Trans People and Bathrooms


Russian version

Nowadays, the topic of which toilets transgender individuals should use is highly debated.

I often hear the opinion that people should use restrooms based on their assigned gender at birth or the form of their genitalia to prevent “men who will use bathrooms to assault women”. Let’s discuss why this is a flawed idea, and I’ll provide some examples.

If I understand correctly, you propose segregating people in gendered restrooms based on the form of their genitalia. People with vulvas would use the “women’s” restroom, and those with “penises” would use the men’s restroom.

If that’s the case, then legally, people with vulvas, vaginas, and uteruses, including transgender men who may appear like this:

  • Elliot Fletcher Elliot Fletcher
  • Michael D. Cohen Michael D. Cohen
  • Petey Gibson Petey Gibson
  • Elliot Page Elliot Page

I intentionally selected well-known individuals publicly known as transgender. While I don’t know their current genitalia, I know that clothing, style, and hormones can lead to their appearance.

So, it means that individuals who appear overtly masculine with mustaches, beards, or stubble, but have “correct” genitalia, would also be legally present in “women’s” spaces.

However, if masculinely-presenting individuals use “women’s” spaces, it might make it easier for cisgender men who wish to exploit the system to assault women.

Let’s look at the statistics: The vast majority of sexual assaults are perpetrated by cisgender men. They don’t need to look “feminine” to do so. On the other hand, cases of sexual assault by transgender individuals are rare. For instance, I found only one documented case involving a transgender woman - Michelle Martinez in October 2017.

In contrast, cisgender men in the USA commit approximately one sexual assault every 2 minutes.

Furthermore, statistics show that transgender individuals face a significantly higher risk of being victims of violence than perpetrators.

Thus, banning transgender individuals from using restrooms according to their choice won’t solve the issue of sexual violence, but it will increase violence against women, transgender women, and men:

  • Cisgender men will continue to assault women, and the ban will make it easier for them to access “women’s” spaces.
  • Transgender women will face risks when using “men’s” spaces.
  • Transgender men will be at risk of violence from dissatisfied cisgender women and law enforcement.

In the end, only perpetrators among cisgender men will benefit from such restrictions.

Such limitations won’t address the problem of sexual violence and will leave minorities, like transgender and intersex individuals (who make up around 1.7% of the population), vulnerable.

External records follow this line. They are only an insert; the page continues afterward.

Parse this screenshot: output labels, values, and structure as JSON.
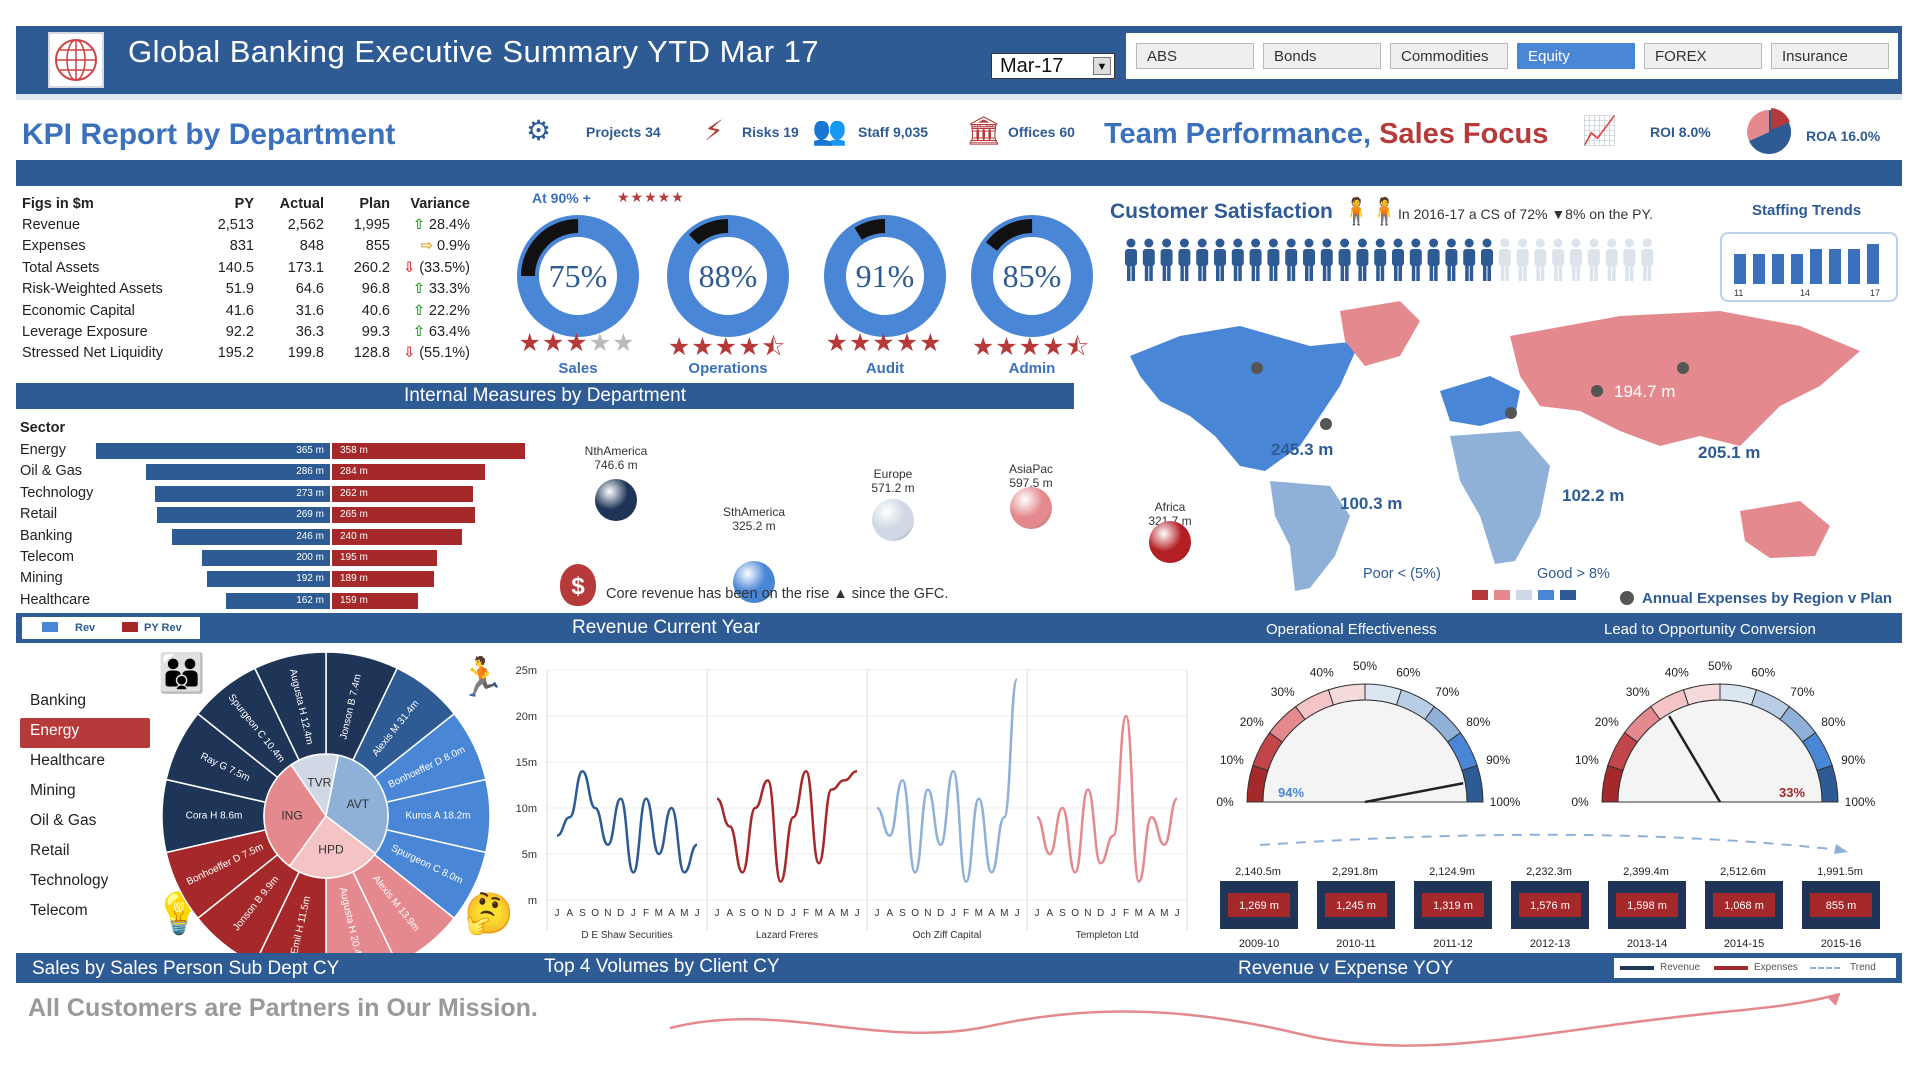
{
  "header": {
    "title": "Global Banking Executive Summary YTD Mar 17",
    "date_selector": "Mar-17",
    "tabs": [
      {
        "label": "ABS",
        "active": false
      },
      {
        "label": "Bonds",
        "active": false
      },
      {
        "label": "Commodities",
        "active": false
      },
      {
        "label": "Equity",
        "active": true
      },
      {
        "label": "FOREX",
        "active": false
      },
      {
        "label": "Insurance",
        "active": false
      }
    ]
  },
  "kpi_band": {
    "title": "KPI Report by Department",
    "items": [
      {
        "label": "Projects 34",
        "icon": "gears-icon"
      },
      {
        "label": "Risks 19",
        "icon": "lightning-icon"
      },
      {
        "label": "Staff 9,035",
        "icon": "people-icon"
      },
      {
        "label": "Offices 60",
        "icon": "bank-icon"
      }
    ],
    "team_title": "Team Performance,",
    "team_title_accent": "Sales Focus",
    "roi": "ROI 8.0%",
    "roa": "ROA 16.0%"
  },
  "figures": {
    "headers": [
      "Figs in $m",
      "PY",
      "Actual",
      "Plan",
      "Variance"
    ],
    "rows": [
      {
        "name": "Revenue",
        "py": "2,513",
        "actual": "2,562",
        "plan": "1,995",
        "variance": "28.4%",
        "dir": "up"
      },
      {
        "name": "Expenses",
        "py": "831",
        "actual": "848",
        "plan": "855",
        "variance": "0.9%",
        "dir": "flat"
      },
      {
        "name": "Total Assets",
        "py": "140.5",
        "actual": "173.1",
        "plan": "260.2",
        "variance": "(33.5%)",
        "dir": "dn"
      },
      {
        "name": "Risk-Weighted Assets",
        "py": "51.9",
        "actual": "64.6",
        "plan": "96.8",
        "variance": "33.3%",
        "dir": "up"
      },
      {
        "name": "Economic Capital",
        "py": "41.6",
        "actual": "31.6",
        "plan": "40.6",
        "variance": "22.2%",
        "dir": "up"
      },
      {
        "name": "Leverage Exposure",
        "py": "92.2",
        "actual": "36.3",
        "plan": "99.3",
        "variance": "63.4%",
        "dir": "up"
      },
      {
        "name": "Stressed Net Liquidity",
        "py": "195.2",
        "actual": "199.8",
        "plan": "128.8",
        "variance": "(55.1%)",
        "dir": "dn"
      }
    ]
  },
  "department_scores": {
    "at90_label": "At 90% +",
    "at90_stars": "★★★★★",
    "items": [
      {
        "name": "Sales",
        "pct": 75,
        "label": "75%",
        "stars": 3
      },
      {
        "name": "Operations",
        "pct": 88,
        "label": "88%",
        "stars": 4.5
      },
      {
        "name": "Audit",
        "pct": 91,
        "label": "91%",
        "stars": 5
      },
      {
        "name": "Admin",
        "pct": 85,
        "label": "85%",
        "stars": 4.5
      }
    ]
  },
  "customer_satisfaction": {
    "title": "Customer Satisfaction",
    "text": "In 2016-17 a CS of 72% ▼8% on the PY.",
    "people_total": 30,
    "people_filled": 21,
    "staffing_title": "Staffing Trends",
    "staffing_values": [
      6,
      6,
      6,
      6,
      7,
      7,
      7,
      8
    ],
    "staffing_ticks": [
      "11",
      "14",
      "17"
    ]
  },
  "internal_measures": {
    "title": "Internal Measures by Department",
    "sector_label": "Sector",
    "rows": [
      {
        "name": "Energy",
        "rev": 365,
        "rev_label": "365 m",
        "py": 358,
        "py_label": "358 m"
      },
      {
        "name": "Oil & Gas",
        "rev": 286,
        "rev_label": "286 m",
        "py": 284,
        "py_label": "284 m"
      },
      {
        "name": "Technology",
        "rev": 273,
        "rev_label": "273 m",
        "py": 262,
        "py_label": "262 m"
      },
      {
        "name": "Retail",
        "rev": 269,
        "rev_label": "269 m",
        "py": 265,
        "py_label": "265 m"
      },
      {
        "name": "Banking",
        "rev": 246,
        "rev_label": "246 m",
        "py": 240,
        "py_label": "240 m"
      },
      {
        "name": "Telecom",
        "rev": 200,
        "rev_label": "200 m",
        "py": 195,
        "py_label": "195 m"
      },
      {
        "name": "Mining",
        "rev": 192,
        "rev_label": "192 m",
        "py": 189,
        "py_label": "189 m"
      },
      {
        "name": "Healthcare",
        "rev": 162,
        "rev_label": "162 m",
        "py": 159,
        "py_label": "159 m"
      }
    ],
    "regions": [
      {
        "name": "NthAmerica",
        "value": "746.6 m",
        "color": "#1e3558"
      },
      {
        "name": "SthAmerica",
        "value": "325.2 m",
        "color": "#4a86d6"
      },
      {
        "name": "Europe",
        "value": "571.2 m",
        "color": "#cfd8e4"
      },
      {
        "name": "AsiaPac",
        "value": "597.5 m",
        "color": "#e48a8f"
      },
      {
        "name": "Africa",
        "value": "321.7 m",
        "color": "#b41f24"
      }
    ],
    "core_text": "Core revenue has been on the rise ▲ since the GFC."
  },
  "map": {
    "labels": [
      "245.3 m",
      "100.3 m",
      "102.2 m",
      "194.7 m",
      "205.1 m"
    ],
    "legend_poor": "Poor < (5%)",
    "legend_good": "Good > 8%",
    "legend_title": "Annual Expenses by Region v Plan"
  },
  "band2": {
    "legend_rev": "Rev",
    "legend_py": "PY Rev",
    "revenue_title": "Revenue Current Year",
    "op_eff": "Operational Effectiveness",
    "lead": "Lead to Opportunity Conversion"
  },
  "sidebar": {
    "items": [
      {
        "label": "Banking",
        "active": false
      },
      {
        "label": "Energy",
        "active": true
      },
      {
        "label": "Healthcare",
        "active": false
      },
      {
        "label": "Mining",
        "active": false
      },
      {
        "label": "Oil & Gas",
        "active": false
      },
      {
        "label": "Retail",
        "active": false
      },
      {
        "label": "Technology",
        "active": false
      },
      {
        "label": "Telecom",
        "active": false
      }
    ]
  },
  "wheel": {
    "inner": [
      "TVR",
      "AVT",
      "ING",
      "HPD"
    ],
    "outer": [
      "Jonson B 7.4m",
      "Alexis M 31.4m",
      "Bonhoeffer D 8.0m",
      "Kuros A 18.2m",
      "Spurgeon C 8.0m",
      "Alexis M 13.9m",
      "Augusta H 20.4m",
      "Emil H 11.5m",
      "Jonson B 9.9m",
      "Bonhoeffer D 7.5m",
      "Cora H 8.6m",
      "Ray G 7.5m",
      "Spurgeon C 10.4m",
      "Augusta H 12.4m"
    ]
  },
  "revenue_chart": {
    "y_ticks": [
      "25m",
      "20m",
      "15m",
      "10m",
      "5m",
      "m"
    ],
    "month_ticks": [
      "J",
      "A",
      "S",
      "O",
      "N",
      "D",
      "J",
      "F",
      "M",
      "A",
      "M",
      "J"
    ],
    "clients": [
      "D E Shaw Securities",
      "Lazard Freres",
      "Och Ziff Capital",
      "Templeton Ltd"
    ],
    "colors": [
      "#2e5b94",
      "#a5292a",
      "#8fb1d8",
      "#e48a8f"
    ]
  },
  "chart_data": [
    {
      "type": "bar",
      "title": "Internal Measures by Department",
      "categories": [
        "Energy",
        "Oil & Gas",
        "Technology",
        "Retail",
        "Banking",
        "Telecom",
        "Mining",
        "Healthcare"
      ],
      "series": [
        {
          "name": "Rev",
          "values": [
            365,
            286,
            273,
            269,
            246,
            200,
            192,
            162
          ]
        },
        {
          "name": "PY Rev",
          "values": [
            358,
            284,
            262,
            265,
            240,
            195,
            189,
            159
          ]
        }
      ]
    },
    {
      "type": "line",
      "title": "Revenue Current Year",
      "x": [
        "J",
        "A",
        "S",
        "O",
        "N",
        "D",
        "J",
        "F",
        "M",
        "A",
        "M",
        "J"
      ],
      "ylim": [
        0,
        25
      ],
      "series": [
        {
          "name": "D E Shaw Securities",
          "values": [
            7,
            9,
            14,
            10,
            6,
            11,
            3,
            11,
            5,
            10,
            3,
            6
          ]
        },
        {
          "name": "Lazard Freres",
          "values": [
            11,
            8,
            3,
            10,
            13,
            2,
            9,
            14,
            4,
            12,
            13,
            14
          ]
        },
        {
          "name": "Och Ziff Capital",
          "values": [
            10,
            7,
            13,
            3,
            12,
            6,
            14,
            2,
            11,
            3,
            9,
            24
          ]
        },
        {
          "name": "Templeton Ltd",
          "values": [
            9,
            5,
            10,
            3,
            12,
            4,
            7,
            20,
            2,
            9,
            6,
            11
          ]
        }
      ]
    },
    {
      "type": "bar",
      "title": "Revenue v Expense YOY",
      "categories": [
        "2009-10",
        "2010-11",
        "2011-12",
        "2012-13",
        "2013-14",
        "2014-15",
        "2015-16"
      ],
      "series": [
        {
          "name": "Revenue",
          "values": [
            2140.5,
            2291.8,
            2124.9,
            2232.3,
            2399.4,
            2512.6,
            1991.5
          ]
        },
        {
          "name": "Expenses",
          "values": [
            1269,
            1245,
            1319,
            1576,
            1598,
            1068,
            855
          ]
        }
      ]
    }
  ],
  "gauges": [
    {
      "value": 94,
      "label": "94%",
      "ticks": [
        "0%",
        "10%",
        "20%",
        "30%",
        "40%",
        "50%",
        "60%",
        "70%",
        "80%",
        "90%",
        "100%"
      ]
    },
    {
      "value": 33,
      "label": "33%",
      "ticks": [
        "0%",
        "10%",
        "20%",
        "30%",
        "40%",
        "50%",
        "60%",
        "70%",
        "80%",
        "90%",
        "100%"
      ]
    }
  ],
  "yoy": {
    "rev_labels": [
      "2,140.5m",
      "2,291.8m",
      "2,124.9m",
      "2,232.3m",
      "2,399.4m",
      "2,512.6m",
      "1,991.5m"
    ],
    "exp_labels": [
      "1,269 m",
      "1,245 m",
      "1,319 m",
      "1,576 m",
      "1,598 m",
      "1,068 m",
      "855 m"
    ],
    "years": [
      "2009-10",
      "2010-11",
      "2011-12",
      "2012-13",
      "2013-14",
      "2014-15",
      "2015-16"
    ]
  },
  "band3": {
    "sales_title": "Sales by Sales Person Sub Dept CY",
    "top4": "Top 4 Volumes by Client CY",
    "rve": "Revenue v Expense YOY",
    "legend": [
      "Revenue",
      "Expenses",
      "Trend"
    ]
  },
  "footer": {
    "text": "All Customers are Partners in Our Mission."
  },
  "colors": {
    "navy": "#2e5b94",
    "red": "#a5292a",
    "blue": "#4a86d6",
    "pink": "#e48a8f"
  }
}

The existence of intersex individuals should also be considered in this discussion.

An argument about cisgender male criminals attempting to exploit the system by entering women’s restrooms can be addressed case by case, for example, through additional evaluation by a psychiatrist. However, solving this issue should not come at the expense of restricting the rights of others.

Additionally, I have many questions about existing systems in the correctional industry, which are better suited for a separate discussion.

Instead of limiting the rights of transgender individuals, our society should strive to create safer and more inclusive spaces for all members, regardless of their gender identity. Violence and discrimination must be vigorously addressed, and the rights of every individual should be respected and protected.

Let us maintain the possibility to support equal rights and protect vulnerable members of society, fostering an atmosphere of understanding and tolerance where everyone can feel safe and respected.